Councils developing subsidy-free solar farms, report reveals
Local authorities urged not to wait on national Government in pressing ahead with solar schemes.
Councils are developing “subsidy-free” solar farms and schemes putting panels on homes and businesses to generate funds and cut bills, a report said.
The solar industry, which has been hit by changes to national policies and subsidy regimes, is calling on local authorities to boost renewables on new homes and existing buildings including schools, business parks and offices.
Many councils across the UK are already rolling out schemes from “smart” neighbourhoods with solar and electric vehicle charging to council homes with solar panels, a report by industry body the Solar Trade Association (STA) said.
And local authorities are now able to deliver solar farms which do not rely on subsidies, with West Sussex County Council building a subsidy-free project on a closed landfill site and others following suit, the industry report said.
Analysis has also revealed that the top 10 local authorities have invested more than £80 million in solar projects, with Forest Heath District Council in Suffolk topping the list, though there is significant variation in take-up of solar.
Peterborough tops the league for the highest proportion of homes with solar panels, around 11%, while only 0.1% in Kensington have the renewable energy technology, it showed.

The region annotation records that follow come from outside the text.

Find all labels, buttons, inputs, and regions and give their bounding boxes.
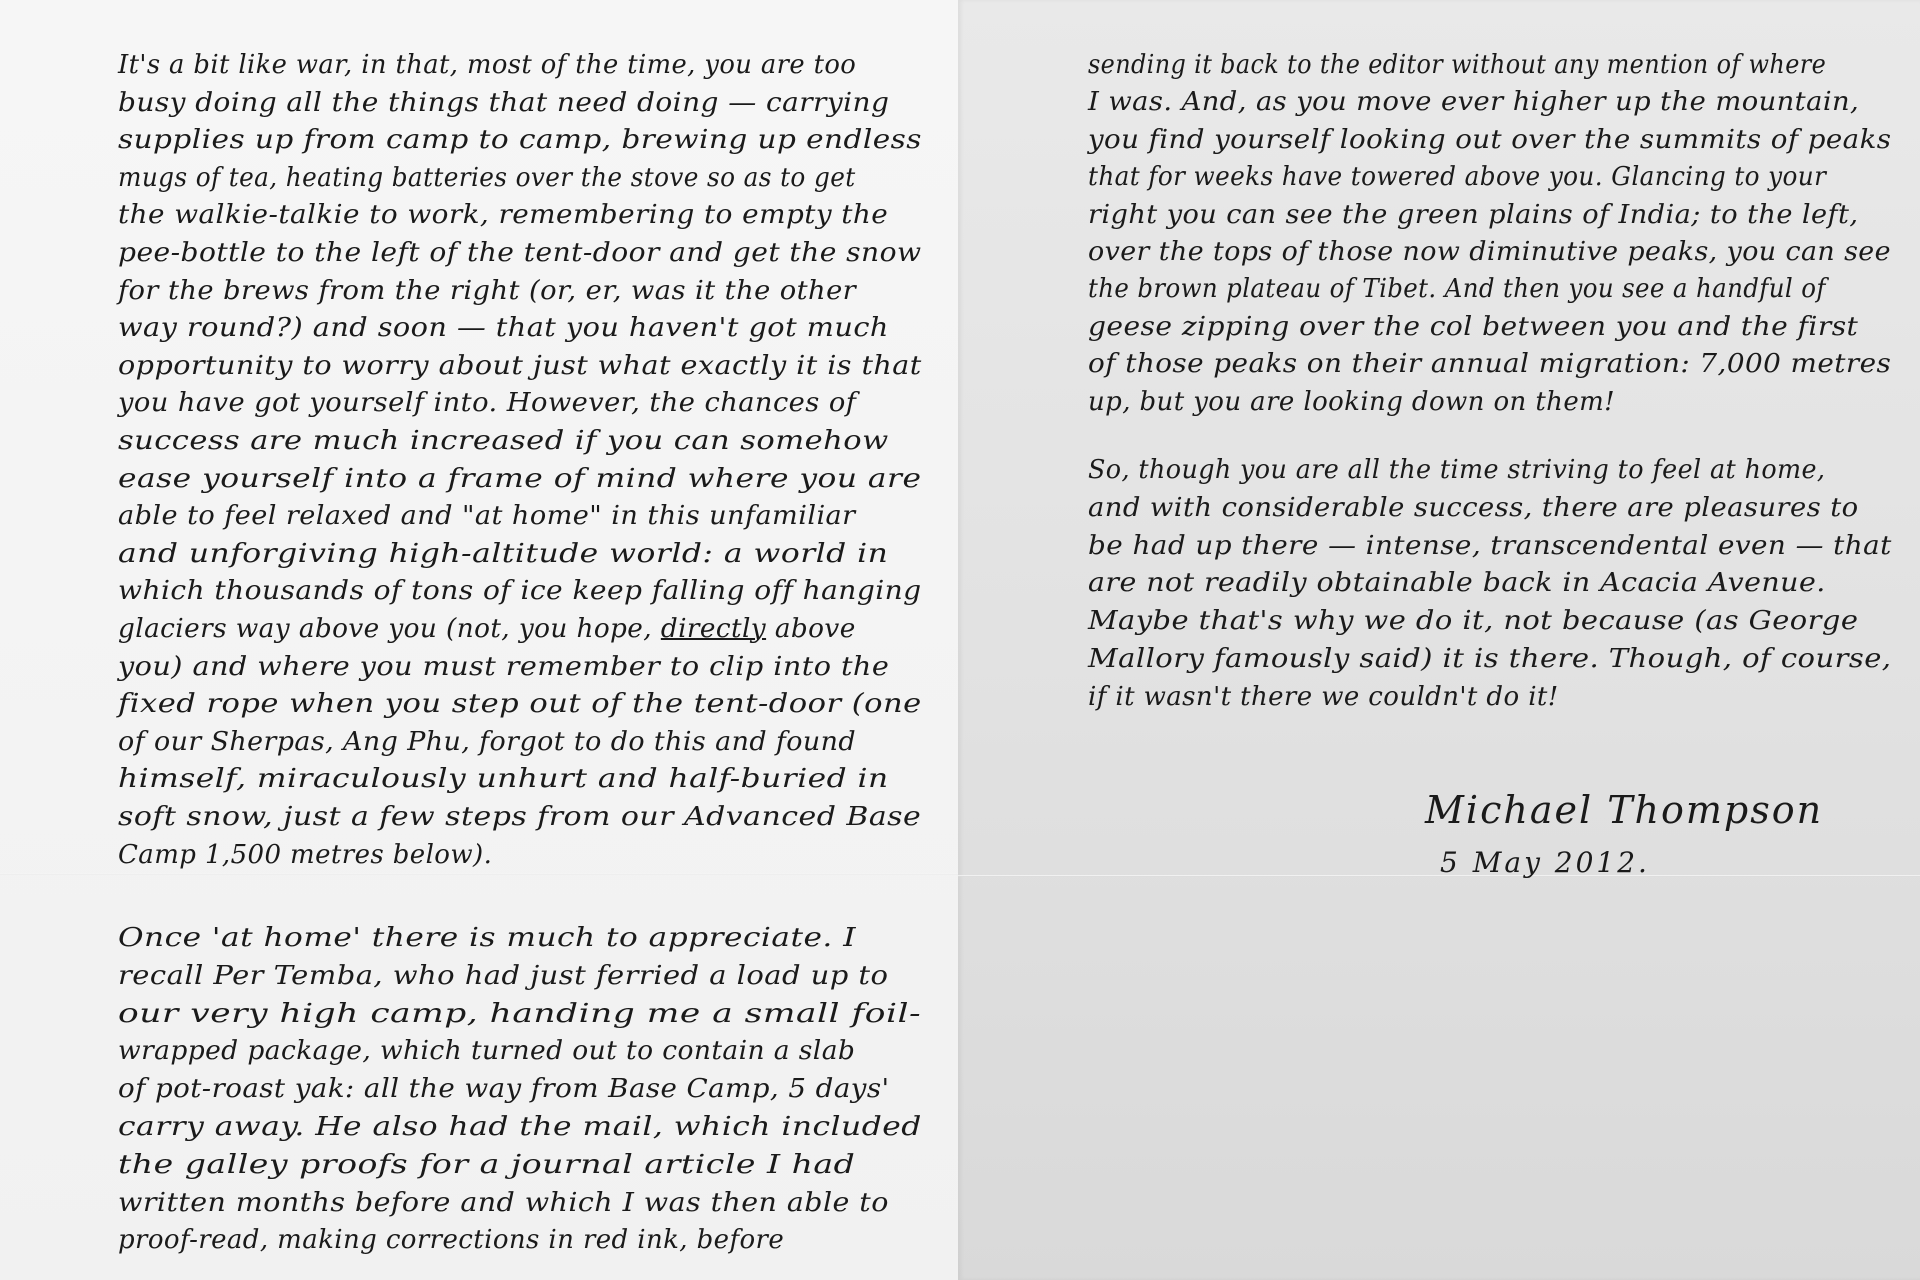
handwritten-line: recall Per Temba, who had just ferried a…	[118, 961, 888, 991]
handwritten-line: opportunity to worry about just what exa…	[118, 351, 922, 381]
handwritten-line: glaciers way above you (not, you hope, d…	[118, 614, 856, 644]
handwritten-line: ease yourself into a frame of mind where…	[118, 464, 921, 494]
handwritten-line: supplies up from camp to camp, brewing u…	[118, 125, 922, 155]
handwritten-line: able to feel relaxed and "at home" in th…	[118, 501, 856, 531]
handwritten-line: the brown plateau of Tibet. And then you…	[1088, 274, 1826, 304]
handwritten-line: mugs of tea, heating batteries over the …	[118, 163, 856, 193]
handwritten-line: you have got yourself into. However, the…	[118, 388, 856, 418]
paper-fold-line	[958, 875, 1920, 877]
handwritten-line: proof-read, making corrections in red in…	[118, 1225, 784, 1255]
handwritten-line: up, but you are looking down on them!	[1088, 387, 1615, 417]
handwritten-line: be had up there — intense, transcendenta…	[1088, 531, 1892, 561]
handwritten-line: himself, miraculously unhurt and half-bu…	[118, 764, 889, 794]
handwritten-line: busy doing all the things that need doin…	[118, 88, 889, 118]
handwritten-line: you) and where you must remember to clip…	[118, 652, 889, 682]
handwritten-line: Mallory famously said) it is there. Thou…	[1088, 644, 1891, 674]
handwritten-line: carry away. He also had the mail, which …	[118, 1112, 922, 1142]
handwritten-line: I was. And, as you move ever higher up t…	[1088, 87, 1859, 117]
handwritten-line: the walkie-talkie to work, remembering t…	[118, 200, 888, 230]
handwritten-line: that for weeks have towered above you. G…	[1088, 162, 1826, 192]
handwritten-line: So, though you are all the time striving…	[1088, 455, 1825, 485]
handwritten-line: of our Sherpas, Ang Phu, forgot to do th…	[118, 727, 856, 757]
handwritten-line: are not readily obtainable back in Acaci…	[1088, 568, 1826, 598]
handwritten-line: fixed rope when you step out of the tent…	[118, 689, 922, 719]
paper-fold-line	[0, 873, 958, 875]
handwritten-line: and with considerable success, there are…	[1088, 493, 1859, 523]
handwritten-line: geese zipping over the col between you a…	[1088, 312, 1858, 342]
handwritten-line: way round?) and soon — that you haven't …	[118, 313, 889, 343]
handwritten-line: It's a bit like war, in that, most of th…	[118, 50, 856, 80]
handwritten-line: Maybe that's why we do it, not because (…	[1088, 606, 1858, 636]
handwritten-line: of pot-roast yak: all the way from Base …	[118, 1074, 889, 1104]
handwritten-line: and unforgiving high-altitude world: a w…	[118, 539, 888, 569]
handwritten-line: of those peaks on their annual migration…	[1088, 349, 1891, 379]
handwritten-line: which thousands of tons of ice keep fall…	[118, 576, 922, 606]
handwritten-line: over the tops of those now diminutive pe…	[1088, 237, 1891, 267]
handwritten-line: right you can see the green plains of In…	[1088, 200, 1858, 230]
handwritten-line: you find yourself looking out over the s…	[1088, 125, 1891, 155]
handwritten-line: our very high camp, handing me a small f…	[118, 999, 921, 1029]
handwritten-line: pee-bottle to the left of the tent-door …	[118, 238, 921, 268]
handwritten-line: wrapped package, which turned out to con…	[118, 1036, 855, 1066]
signature: Michael Thompson	[1425, 788, 1823, 832]
handwritten-line: the galley proofs for a journal article …	[118, 1150, 855, 1180]
underlined-word: directly	[661, 614, 766, 644]
handwritten-line: for the brews from the right (or, er, wa…	[118, 276, 856, 306]
handwritten-line: soft snow, just a few steps from our Adv…	[118, 802, 921, 832]
letter-date: 5 May 2012.	[1440, 846, 1650, 879]
handwritten-line: if it wasn't there we couldn't do it!	[1088, 682, 1559, 712]
handwritten-line: Camp 1,500 metres below).	[118, 840, 492, 870]
handwritten-line: sending it back to the editor without an…	[1088, 50, 1826, 80]
handwritten-line: success are much increased if you can so…	[118, 426, 889, 456]
handwritten-line: written months before and which I was th…	[118, 1188, 889, 1218]
handwritten-line: Once 'at home' there is much to apprecia…	[118, 923, 856, 953]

Measures that can make solar work include using planning powers to demand higher standards on new developments, making use of interest-free finance from Government-funded Salix Finance, large-scale schemes and putting solar and storage alongside electric vehicle infrastructure, the STA said.
STA chief executive Chris Hewett said: “Leadership on solar in the UK today comes from local councils, and increasingly from regional government.
“Local people want a stake in clean energy, so they understand the tremendous value of solar and energy storage – both hugely accessible technologies.
“We’ve been impressed by the level of innovation and political leadership being demonstrated today by some councils.
“Our message to councils is don’t wait on national Government; there is a lot you can do today with solar and the UK solar industry wants to work with you to help meet your climate, air quality and economic goals.”
Some of the local authority projects highlighted in the report are:
– Barratt Homes has delivered 220 homes under Milton Keynes’ local plan which requires carbon neutrality, including a 10% carbon reduction from onsite renewables;
– Cambridge City Council is building its first council homes in 20 years, which include solar power to reduce energy bills;
– Hounslow Council is planning two subsidy-free solar farms, with possible battery storage, with the potential for power from both sites to be fed back to council buildings and schools;
– City of Cardiff Council included a solar thermal system as part of its £5.5 million regeneration of a leisure centre, featuring a 25-metre swimming pool, cutting energy bills by 30%;
– West Sussex Council has secured £3 million of capital funding to finance solar across 50 schools following a successful pilot on eight schools.
– Perth Food and Drink Park is being developed for business units with clean power sold by Perth and Kinross Council to business tenants from ground-mounted and roof-mounted solar.
Report author Leonie Greene said: “Our research showed that better national policy is needed to support domestic and community solar and the great ambitions of local government to use solar to tackle fuel poverty.
“But our report shows that many projects can be done today, free of central government, which heralds a new era of sustainable clean energy investment.”